コンビーナ:*入江 仁士(千葉大学環境リモートセンシング研究センター)、町田 敏暢(国立環境研究所)、谷本 浩志(国立環境研究所)、岩本 洋子(東京理科大学 理学部第一部)、座長:金谷 有剛(国立研究開発法人海洋研究開発機構地球表層物質循環研究分野)、梅澤 拓(独立行政法人国立環境研究所)

10:45 〜 11:00

[AAS12-19] 太平洋とその縁辺海で得られた海洋性エアロゾルの個別粒子分析

*吉末 百花1岩本 洋子1足立 光司2加藤 俊吾3三浦 和彦1植松 光夫4 (1.東京理科大学理学部第一部物理学科、2.気象研究所、3.首都大学東京都市環境学部、4.東京大学大気海洋研究所)

キーワード:海洋大気エアロゾル、海塩、硫酸塩、火山、硫化ジメチル、メタンスルホン酸

海洋表面の波しぶきから発生した海塩粒子は、大気中の硫酸、硝酸、メタンスルホン酸(MSA)などの酸性物質と反応して変質する。これらの酸性物質として、人為起源、海洋生物起源の硫化ジメチル(DMS)、火山起源のものが存在する。海塩粒子と反応した酸性物質は海塩粒子に取り込まれ海洋に沈着するため、大気中の寿命が短くなり雲核となりにくい。従って、海塩粒子が豊富に存在する環境では、雲による地球の冷却効果は予想よりも小さいと考えられる。本研究では、南北太平洋で捕集したエアロゾル粒子について個別粒子分析を行い、海塩粒子の変質度合の海域による違いを明らかにした。また、変質の原因となる酸性物質の起源を考察した。
試料採取は、学術研究船白鳳丸KH-13-7 航海(2013/12/11~2014/2/12)とKH-14-3 Leg2 航海(2014/7/17~8/11)において行った。捕集した個々のエアロゾル粒子について、透過型電子顕微鏡を用いた形態観察と、エネルギー分散型X線分析器を用いた元素分析を行った。
ほとんどの海域において、変質していない海塩粒子が分析対象粒子のうち80%以上を占めるものの、グアム島近海で得られたサンプルは硫酸塩が85%以上を占めていた。
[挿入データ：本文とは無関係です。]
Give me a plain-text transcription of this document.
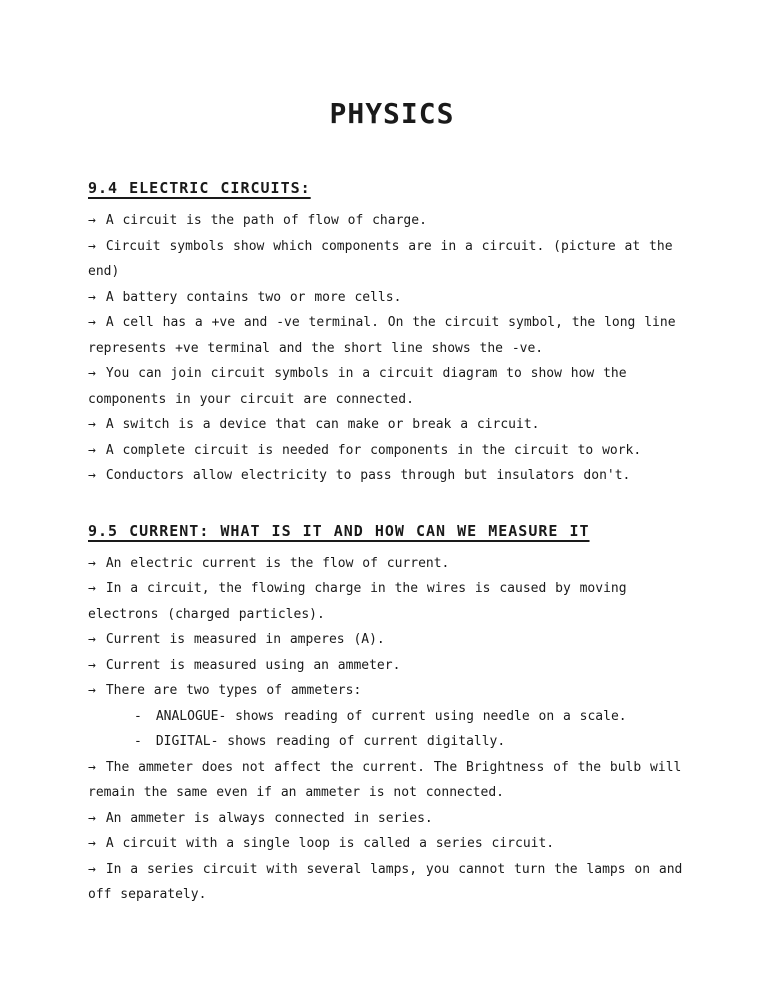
PHYSICS
9.4 ELECTRIC CIRCUITS:

→ A circuit is the path of flow of charge.

→ Circuit symbols show which components are in a circuit. (picture at the end)

→ A battery contains two or more cells.

→ A cell has a +ve and -ve terminal. On the circuit symbol, the long line represents +ve terminal and the short line shows the -ve.

→ You can join circuit symbols in a circuit diagram to show how the components in your circuit are connected.

→ A switch is a device that can make or break a circuit.

→ A complete circuit is needed for components in the circuit to work.

→ Conductors allow electricity to pass through but insulators don't.

9.5 CURRENT: WHAT IS IT AND HOW CAN WE MEASURE IT

→ An electric current is the flow of current.

→ In a circuit, the flowing charge in the wires is caused by moving electrons (charged particles).

→ Current is measured in amperes (A).

→ Current is measured using an ammeter.

→ There are two types of ammeters:

- ANALOGUE- shows reading of current using needle on a scale.

- DIGITAL- shows reading of current digitally.

→ The ammeter does not affect the current. The Brightness of the bulb will remain the same even if an ammeter is not connected.

→ An ammeter is always connected in series.

→ A circuit with a single loop is called a series circuit.

→ In a series circuit with several lamps, you cannot turn the lamps on and off separately.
グアム島近海では、アジア大陸を経由した気塊が到達していることや、ラドン濃度や粒子数濃度も高いことから、大陸由来の汚染気塊の影響があったと考えられる。また、アリューシャン列島近海で得られたサンプルには硫酸塩と変質海塩が多く含まれていた。Na、Cl、Sの相対重量比をプロットした三角ダイヤグラムより、海塩粒子は硫酸もしくはDMSの酸化によって生成されるMSAによる変質を受けていたことが分かった。また、この硫酸の起源は、生物起源の他にカムチャッカ半島から輸送された火山起源物質の可能性が示唆された。